Arroio do Meio – A microcefalia, uma doença que causa malformação cerebral em bebês, vem assustando o Brasil, especialmente as regiões Norte e Nordeste, onde está a maioria dos casos. O principal causador do surto que o Brasil presencia é o Zika Vírus, transmitido pelo mosquito Aedes aegypti. Contudo, a microcefalia não é uma enfermidade nova e pode ser causada por outros agentes além do Zika Vírus, conforme explica a médica ginecologista e obstetra, Thaís Nader, que atende na rede básica municipal de Arroio do Meio. Por isso, o acompanhamento pré-natal das gestantes é fundamental na prevenção desta e outras enfermidades que podem acometer mães e bebês.
AT- O que é microcefalia e em que estágio da gravidez pode ser detectada?

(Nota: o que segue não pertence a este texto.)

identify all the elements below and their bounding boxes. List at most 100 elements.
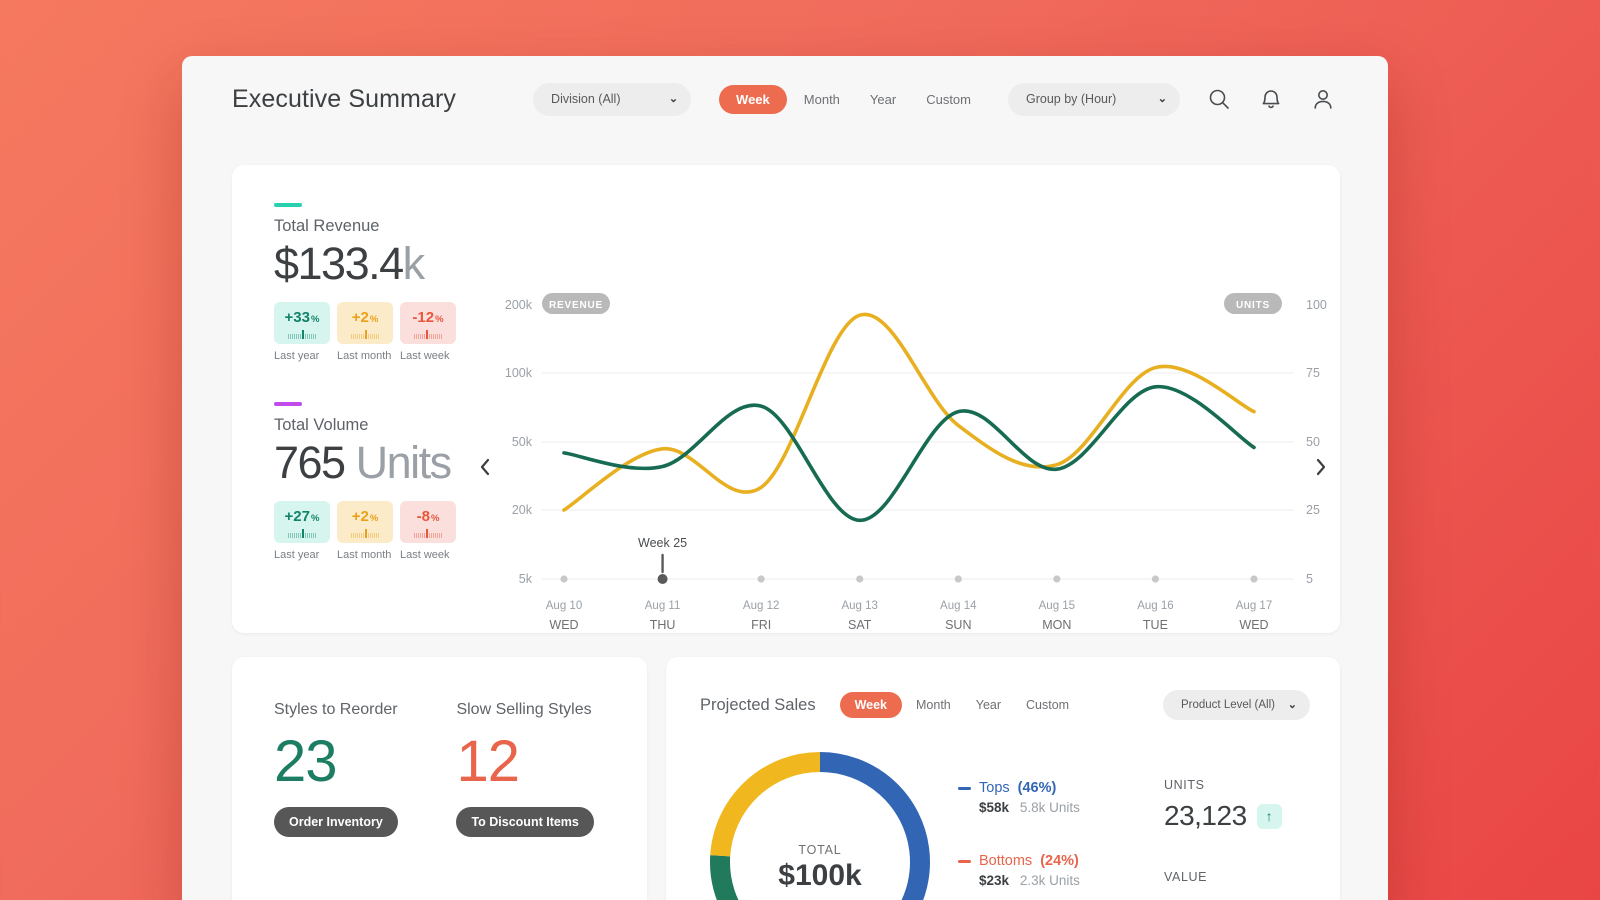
ps-tab-week[interactable]: Week xyxy=(840,692,902,718)
badge-last-year[interactable]: +27% Last year xyxy=(274,501,330,561)
svg-text:Aug 11: Aug 11 xyxy=(645,600,681,612)
search-icon[interactable] xyxy=(1202,82,1236,116)
legend-item-tops[interactable]: Tops (46%) $58k 5.8k Units xyxy=(958,780,1142,815)
svg-text:20k: 20k xyxy=(512,503,533,517)
sparkline xyxy=(351,529,379,538)
badge-caption: Last month xyxy=(337,549,393,561)
svg-text:5: 5 xyxy=(1306,572,1313,586)
ps-tab-custom[interactable]: Custom xyxy=(1015,692,1080,718)
legend-units: 2.3k Units xyxy=(1020,873,1080,888)
sparkline xyxy=(414,330,442,339)
legend-name: Tops xyxy=(979,780,1010,796)
left-axis-ticks: 200k100k50k20k5k xyxy=(505,298,533,586)
svg-text:Aug 15: Aug 15 xyxy=(1039,600,1075,612)
division-select[interactable]: Division (All) ⌄ xyxy=(533,83,691,116)
badge-box: -12% xyxy=(400,302,456,344)
user-icon[interactable] xyxy=(1306,82,1340,116)
legend-color-swatch xyxy=(958,787,971,790)
svg-text:75: 75 xyxy=(1306,366,1320,380)
donut-slice[interactable] xyxy=(720,762,820,856)
overview-card: Total Revenue $133.4k +33% Last year +2% xyxy=(232,165,1340,633)
stat-label: UNITS xyxy=(1164,778,1282,792)
badge-caption: Last week xyxy=(400,350,456,362)
svg-text:50: 50 xyxy=(1306,435,1320,449)
badge-percent: +33% xyxy=(285,310,320,325)
svg-text:Aug 16: Aug 16 xyxy=(1137,600,1173,612)
badge-percent: +2% xyxy=(352,509,379,524)
order-inventory-button[interactable]: Order Inventory xyxy=(274,807,398,837)
series-paths xyxy=(564,314,1254,520)
projected-sales-title: Projected Sales xyxy=(700,696,816,715)
chevron-down-icon: ⌄ xyxy=(669,94,678,105)
projected-sales-body: TOTAL $100k Tops (46%) $58k 5.8k Units xyxy=(666,720,1340,900)
product-level-label: Product Level (All) xyxy=(1181,699,1275,711)
badge-caption: Last month xyxy=(337,350,393,362)
arrow-up-icon: ↑ xyxy=(1257,804,1282,829)
donut-legend: Tops (46%) $58k 5.8k Units Bottoms (24%) xyxy=(944,738,1142,900)
badge-box: -8% xyxy=(400,501,456,543)
svg-text:5k: 5k xyxy=(519,572,533,586)
bell-icon[interactable] xyxy=(1254,82,1288,116)
chevron-down-icon: ⌄ xyxy=(1288,700,1297,711)
legend-money: $58k xyxy=(979,800,1009,815)
kpi-accent-bar xyxy=(274,203,302,207)
badge-last-month[interactable]: +2% Last month xyxy=(337,501,393,561)
badge-percent: +27% xyxy=(285,509,320,524)
badge-last-week[interactable]: -8% Last week xyxy=(400,501,456,561)
legend-percent: (46%) xyxy=(1018,780,1057,796)
legend-money: $23k xyxy=(979,873,1009,888)
sparkline xyxy=(288,529,316,538)
svg-text:REVENUE: REVENUE xyxy=(549,300,603,311)
page-title: Executive Summary xyxy=(232,85,456,114)
badge-box: +2% xyxy=(337,302,393,344)
top-bar: Executive Summary Division (All) ⌄ Week … xyxy=(182,56,1388,142)
ps-tab-month[interactable]: Month xyxy=(905,692,962,718)
badge-box: +2% xyxy=(337,501,393,543)
kpi-badges: +33% Last year +2% Last month xyxy=(274,302,464,362)
badge-box: +27% xyxy=(274,501,330,543)
tab-year[interactable]: Year xyxy=(857,85,909,114)
svg-text:100k: 100k xyxy=(505,366,533,380)
product-level-select[interactable]: Product Level (All) ⌄ xyxy=(1163,690,1310,720)
styles-card: Styles to Reorder 23 Order Inventory Slo… xyxy=(232,657,647,900)
x-axis-labels: Aug 10WEDAug 11THUAug 12FRIAug 13SATAug … xyxy=(546,600,1272,632)
tab-week[interactable]: Week xyxy=(719,85,787,114)
badge-percent: +2% xyxy=(352,310,379,325)
projected-sales-card: Projected Sales Week Month Year Custom P… xyxy=(666,657,1340,900)
svg-text:Aug 14: Aug 14 xyxy=(940,600,977,612)
discount-items-button[interactable]: To Discount Items xyxy=(456,807,593,837)
styles-to-reorder: Styles to Reorder 23 Order Inventory xyxy=(274,701,452,837)
svg-text:FRI: FRI xyxy=(751,618,771,632)
group-by-select[interactable]: Group by (Hour) ⌄ xyxy=(1008,83,1180,116)
badge-percent: -12% xyxy=(412,310,443,325)
badge-last-month[interactable]: +2% Last month xyxy=(337,302,393,362)
badge-last-year[interactable]: +33% Last year xyxy=(274,302,330,362)
ps-tab-year[interactable]: Year xyxy=(965,692,1012,718)
tab-custom[interactable]: Custom xyxy=(913,85,984,114)
kpi-label: Total Revenue xyxy=(274,217,464,236)
badge-percent: -8% xyxy=(417,509,440,524)
prev-arrow[interactable] xyxy=(472,450,498,484)
stat-value-block: VALUE xyxy=(1164,870,1282,884)
line-chart: 200k100k50k20k5k 1007550255 REVENUEUNITS… xyxy=(464,165,1340,633)
column-title: Slow Selling Styles xyxy=(456,701,593,719)
donut-center: TOTAL $100k xyxy=(696,843,944,893)
kpi-value: $133.4k xyxy=(274,238,464,290)
next-arrow[interactable] xyxy=(1308,450,1334,484)
kpi-column: Total Revenue $133.4k +33% Last year +2% xyxy=(232,165,464,633)
sparkline xyxy=(351,330,379,339)
svg-text:Aug 13: Aug 13 xyxy=(841,600,877,612)
tab-month[interactable]: Month xyxy=(791,85,853,114)
donut-chart: TOTAL $100k xyxy=(696,738,944,900)
line-chart-svg: 200k100k50k20k5k 1007550255 REVENUEUNITS… xyxy=(464,165,1340,633)
kpi-total-volume: Total Volume 765 Units +27% Last year +2… xyxy=(274,402,464,561)
svg-text:Aug 17: Aug 17 xyxy=(1236,600,1272,612)
kpi-value-suffix: k xyxy=(403,238,424,289)
projected-sales-tabs: Week Month Year Custom xyxy=(840,692,1081,718)
stat-label: VALUE xyxy=(1164,870,1282,884)
svg-text:UNITS: UNITS xyxy=(1236,300,1270,311)
legend-item-bottoms[interactable]: Bottoms (24%) $23k 2.3k Units xyxy=(958,853,1142,888)
badge-last-week[interactable]: -12% Last week xyxy=(400,302,456,362)
week-marker: Week 25 xyxy=(638,536,687,572)
svg-text:Week 25: Week 25 xyxy=(638,536,687,550)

Dra. Thaís Nader – A microcefalia é uma malformação congênita em que o cérebro não se desenvolve de maneira adequada e por isso o perímetro cefálico (medida usada para medir o tamanho da cabeça do bebê) fica menor do que o normal. Além de trazer risco de óbito, pode deixar sequelas graves para os bebês que sobrevivem. Em média, 90% estão relacionadas a retardo mental, porém o tipo e a gravidade das sequelas vão depender de caso a caso.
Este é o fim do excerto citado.